Genzyme is launching a large, multi-center trial in Europe to support the MACI product, with the first patient expected to be enrolled sometime next month. MACI already is available in Australia, Germany and the UK.
"The data in that trial will be collected in such a way as to be used in other regulatory filings," DeAngelis said.
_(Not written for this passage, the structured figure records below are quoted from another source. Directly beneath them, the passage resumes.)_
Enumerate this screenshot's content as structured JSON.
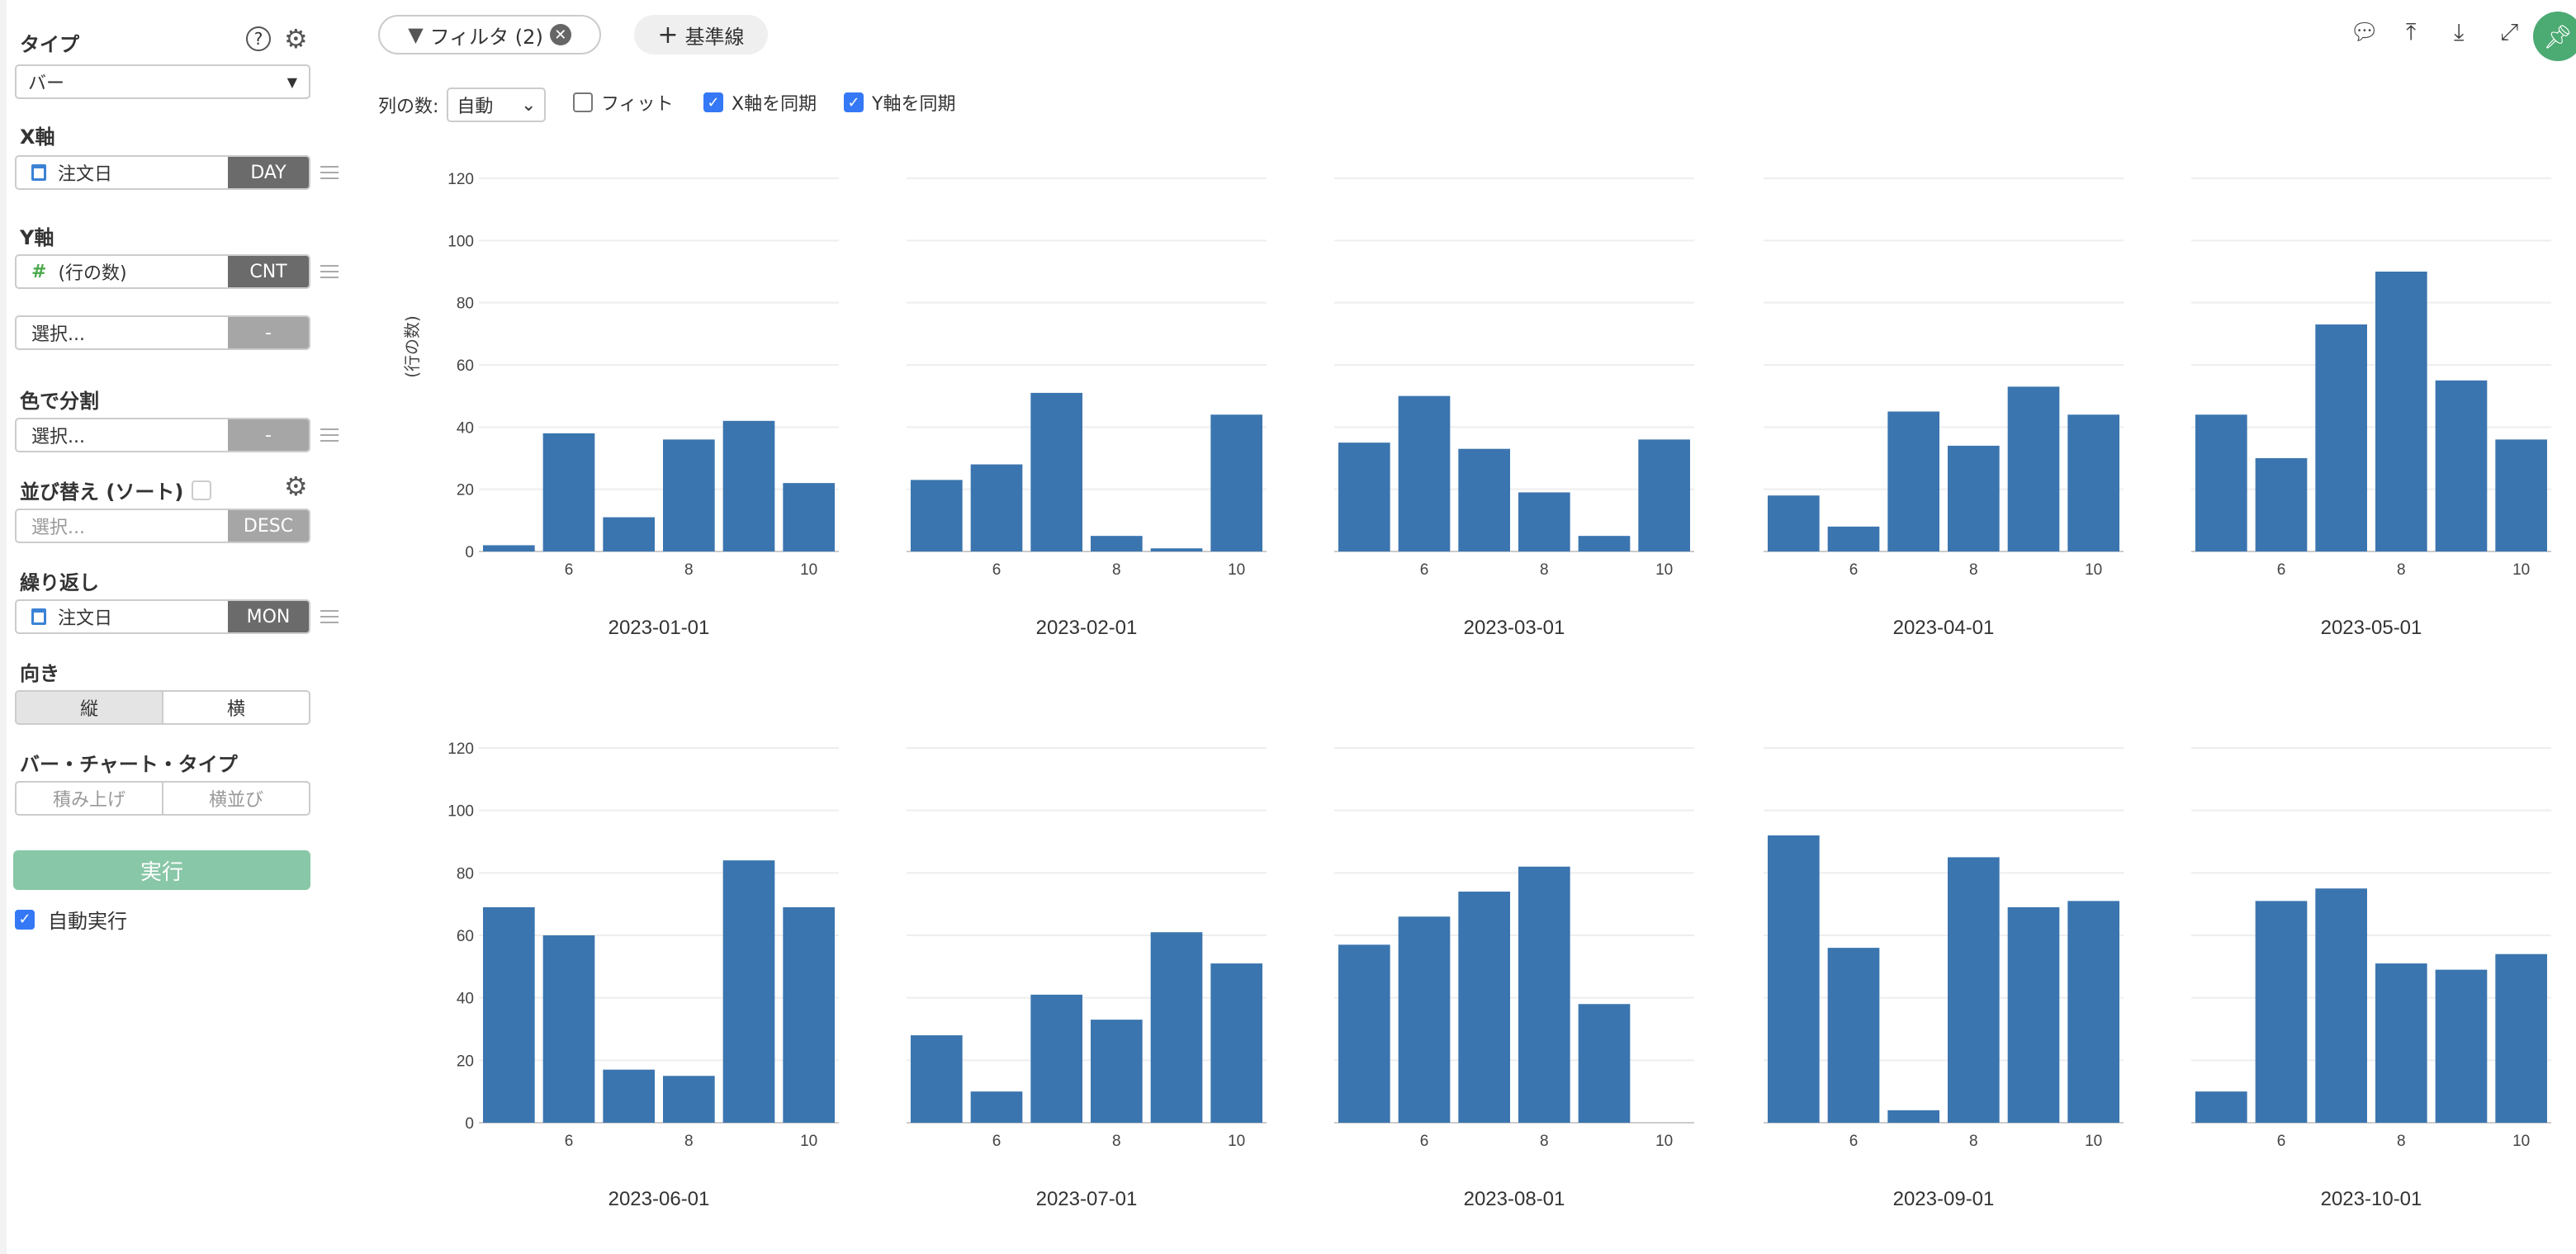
{
  "sidebar": {
    "type_label": "タイプ",
    "type_value": "バー",
    "x_axis_label": "X軸",
    "x_field": "注文日",
    "x_agg": "DAY",
    "y_axis_label": "Y軸",
    "y_field": "(行の数)",
    "y_agg": "CNT",
    "y2_placeholder": "選択...",
    "y2_agg": "-",
    "color_label": "色で分割",
    "color_placeholder": "選択...",
    "color_agg": "-",
    "sort_label": "並び替え (ソート)",
    "sort_placeholder": "選択...",
    "sort_order": "DESC",
    "repeat_label": "繰り返し",
    "repeat_field": "注文日",
    "repeat_agg": "MON",
    "orientation_label": "向き",
    "orientation_options": [
      "縦",
      "横"
    ],
    "bar_type_label": "バー・チャート・タイプ",
    "bar_type_options": [
      "積み上げ",
      "横並び"
    ],
    "run_label": "実行",
    "auto_run_label": "自動実行",
    "auto_run": true
  },
  "toolbar": {
    "filter_label": "フィルタ (2)",
    "reference_label": "基準線",
    "columns_label": "列の数:",
    "columns_value": "自動",
    "fit_label": "フィット",
    "fit": false,
    "sync_x_label": "X軸を同期",
    "sync_x": true,
    "sync_y_label": "Y軸を同期",
    "sync_y": true,
    "icons": [
      "comment-icon",
      "upload-icon",
      "download-icon",
      "expand-icon",
      "pin-icon"
    ],
    "accent": "#4caa73"
  },
  "chart_data": {
    "type": "bar",
    "ylabel": "(行の数)",
    "ylim": [
      0,
      120
    ],
    "yticks": [
      0,
      20,
      40,
      60,
      80,
      100,
      120
    ],
    "x": [
      5,
      6,
      7,
      8,
      9,
      10
    ],
    "xticks": [
      6,
      8,
      10
    ],
    "grid": true,
    "color": "#3b75af",
    "panels": [
      {
        "title": "2023-01-01",
        "values": [
          2,
          38,
          11,
          36,
          42,
          22
        ]
      },
      {
        "title": "2023-02-01",
        "values": [
          23,
          28,
          51,
          5,
          1,
          44
        ]
      },
      {
        "title": "2023-03-01",
        "values": [
          35,
          50,
          33,
          19,
          5,
          36
        ]
      },
      {
        "title": "2023-04-01",
        "values": [
          18,
          8,
          45,
          34,
          53,
          44
        ]
      },
      {
        "title": "2023-05-01",
        "values": [
          44,
          30,
          73,
          90,
          55,
          36
        ]
      },
      {
        "title": "2023-06-01",
        "values": [
          69,
          60,
          17,
          15,
          84,
          69
        ]
      },
      {
        "title": "2023-07-01",
        "values": [
          28,
          10,
          41,
          33,
          61,
          51
        ]
      },
      {
        "title": "2023-08-01",
        "values": [
          57,
          66,
          74,
          82,
          38,
          0
        ]
      },
      {
        "title": "2023-09-01",
        "values": [
          92,
          56,
          4,
          85,
          69,
          71
        ]
      },
      {
        "title": "2023-10-01",
        "values": [
          10,
          71,
          75,
          51,
          49,
          54
        ]
      }
    ]
  }
}
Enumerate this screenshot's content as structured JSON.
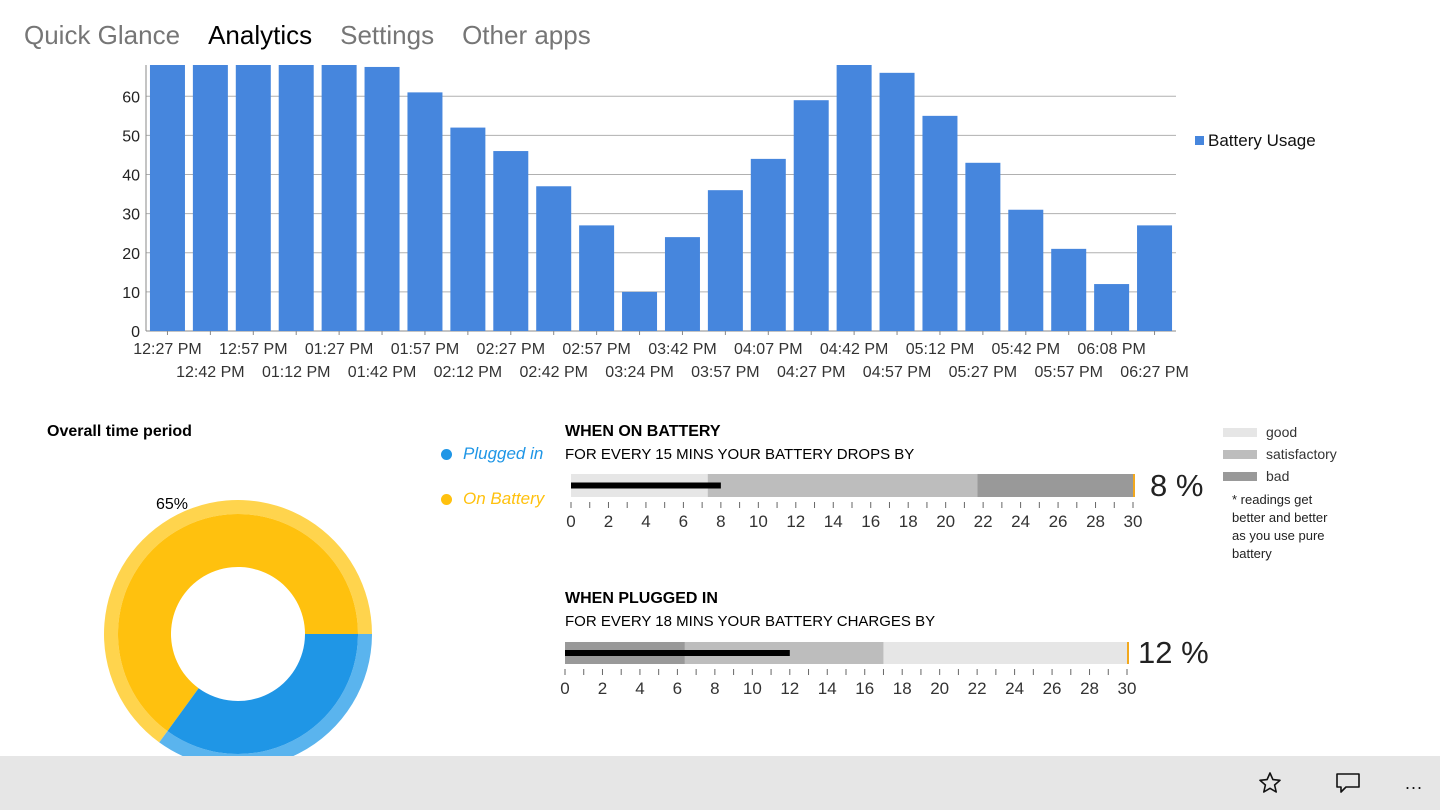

He said the company "doesn't anticipate commercialization in the U.S. for another four to five years."
Genzyme also noted that data were presented at AAOS on Synvisc-One, the single treatment of Synvis (hylan G-F 20) indicated in the European Union for treating pain due to osteoarthritis of the knee.
Jörg Jerosch, MD, PhD, of Johanna-Etienne-Hospital (Neuss, Germany), said patients who received Synvisc through a single-injection regimen achieved a "statistically significant" improvement in pain from osteoarthritis of the knee for up to six months.
A study involving 253 patients at 21 sites across Europe showed improvement in pain from osteoarthritis of the knee observed over 26 weeks compared to patients who received placebo.